Shaked Tura Checkpoint
07:18 
When we arrived we met a man from Tel Aviv who had come to pick up a Palestinian girl who needs leukemia treatment in Hadassah hospital.  She is not being allowed through and they want her to go to Reihan. The man says, “She’ll get to Jerusalem, no matter what!”  It is moving to hear him say so.  The sick girl is standing on the other side with a mask on her face waiting in the cold for the results of Yuval’s phone call.  We are under the impression that today the soldiers are new and are not functioning very efficiently.  Students are being held up in the entrance to the inspection booth.  One car is waiting to get through on the side of the seamline zone and three on the West Bank side.

7:32 –
Three cars on the seamline zone side, the first is the one that was waiting before.

07:50
– A man driving through from the West Bank calls us and stops at the side of the road and gets out to let off steam – he has been waiting since 6:50 to get through and it’s not fair to hold him up every time he takes his children to school.  A representative of the Liaison & Coordination Administration has been sitting in a big white car all this time observing what is going on but not helping.  He continues complaining that the teachers who pass through each day have to put up with lengthy checks and suspicion every day.  I don’t know what to say, since the entire situation is false.
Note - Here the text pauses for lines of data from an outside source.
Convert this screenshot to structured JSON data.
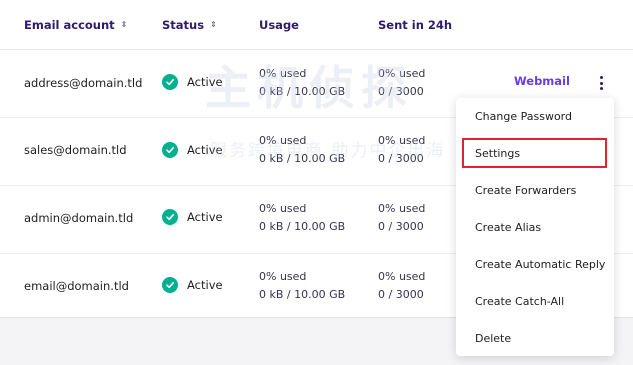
{
  "table": {
    "columns": [
      {
        "label": "Email account",
        "sortable": true
      },
      {
        "label": "Status",
        "sortable": true
      },
      {
        "label": "Usage",
        "sortable": false
      },
      {
        "label": "Sent in 24h",
        "sortable": false
      }
    ],
    "sort_icon": "⇕",
    "rows": [
      {
        "email": "address@domain.tld",
        "status": "Active",
        "usage_pct": "0% used",
        "usage_size": "0 kB / 10.00 GB",
        "sent_pct": "0% used",
        "sent_count": "0 / 3000",
        "webmail": "Webmail"
      },
      {
        "email": "sales@domain.tld",
        "status": "Active",
        "usage_pct": "0% used",
        "usage_size": "0 kB / 10.00 GB",
        "sent_pct": "0% used",
        "sent_count": "0 / 3000"
      },
      {
        "email": "admin@domain.tld",
        "status": "Active",
        "usage_pct": "0% used",
        "usage_size": "0 kB / 10.00 GB",
        "sent_pct": "0% used",
        "sent_count": "0 / 3000"
      },
      {
        "email": "email@domain.tld",
        "status": "Active",
        "usage_pct": "0% used",
        "usage_size": "0 kB / 10.00 GB",
        "sent_pct": "0% used",
        "sent_count": "0 / 3000"
      }
    ]
  },
  "menu": {
    "items": [
      "Change Password",
      "Settings",
      "Create Forwarders",
      "Create Alias",
      "Create Automatic Reply",
      "Create Catch-All",
      "Delete"
    ],
    "highlighted": "Settings"
  },
  "watermark": {
    "brand": "主机侦探",
    "tagline": "服务跨境电商 助力中企出海"
  },
  "colors": {
    "accent": "#673de6",
    "active": "#00b090",
    "highlight_border": "#e0242b",
    "header_text": "#2f1c6a"
  },
  "icons": {
    "status": "check-circle-icon",
    "more": "kebab-menu-icon",
    "sort": "sort-icon"
  }
}
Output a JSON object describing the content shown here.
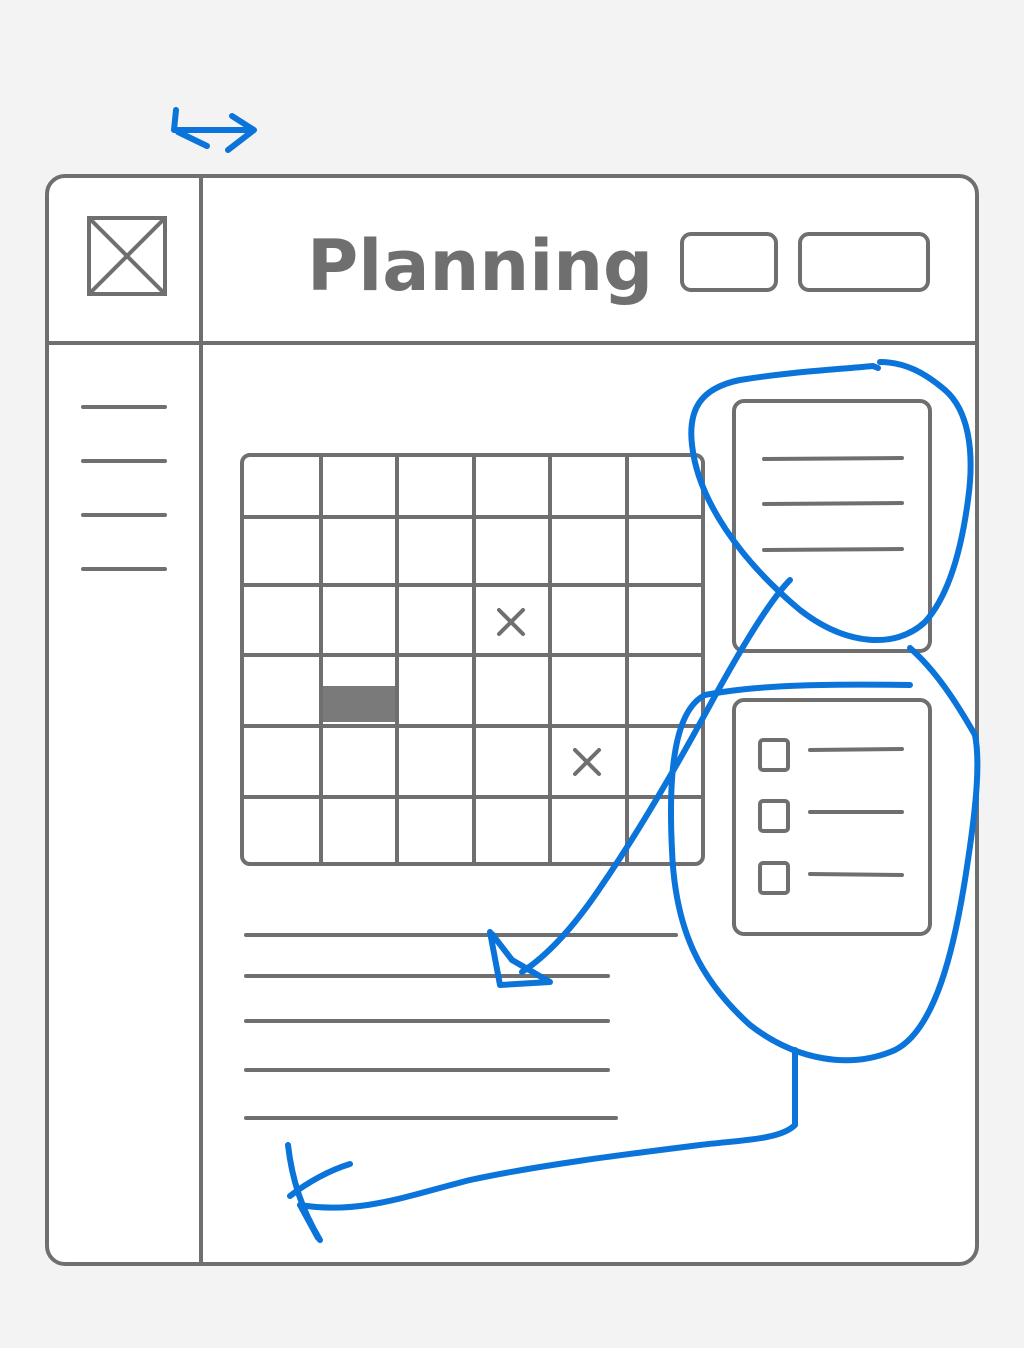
{
  "window": {
    "title": "Planning"
  },
  "header": {
    "logo": "image-placeholder-icon",
    "buttons": [
      {
        "name": "header-button-1",
        "label": ""
      },
      {
        "name": "header-button-2",
        "label": ""
      }
    ]
  },
  "sidebar": {
    "items": [
      "",
      "",
      "",
      ""
    ]
  },
  "calendar": {
    "rows": 6,
    "columns": 6,
    "marked_cells": [
      {
        "row": 2,
        "col": 3,
        "mark": "×"
      },
      {
        "row": 4,
        "col": 4,
        "mark": "×"
      }
    ],
    "selected_cell": {
      "row": 3,
      "col": 1
    }
  },
  "notes_card": {
    "lines": [
      "",
      "",
      ""
    ]
  },
  "checklist_card": {
    "items": [
      {
        "checked": false,
        "label": ""
      },
      {
        "checked": false,
        "label": ""
      },
      {
        "checked": false,
        "label": ""
      }
    ]
  },
  "text_block": {
    "lines": [
      "",
      "",
      "",
      "",
      ""
    ]
  },
  "annotations": {
    "color": "#0a74da",
    "items": [
      "resize-double-arrow",
      "notes-card-circle",
      "arrow-to-text-block",
      "checklist-circle",
      "arrow-to-bottom-left"
    ]
  },
  "colors": {
    "wireframe": "#6f6f6f",
    "accent": "#0a74da",
    "background": "#f3f3f3",
    "window": "#ffffff",
    "selected_cell": "#7a7a7a"
  }
}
At the exit from Tura we confront a police car blocking the road because of the demonstration at Um El Fahem – apparently to prevent the right-wing demonstration from exceeding the number of demonstrators that were permitted.

Jalameh
We arrived to pick up a woman to be treated at Rambam Hospital.  Two busses are waiting to pick up prisoners’ families, despite the fact that it was publicized that these visits would be stopped as a means of putting pressure on Hamas to free Gilad Shalit.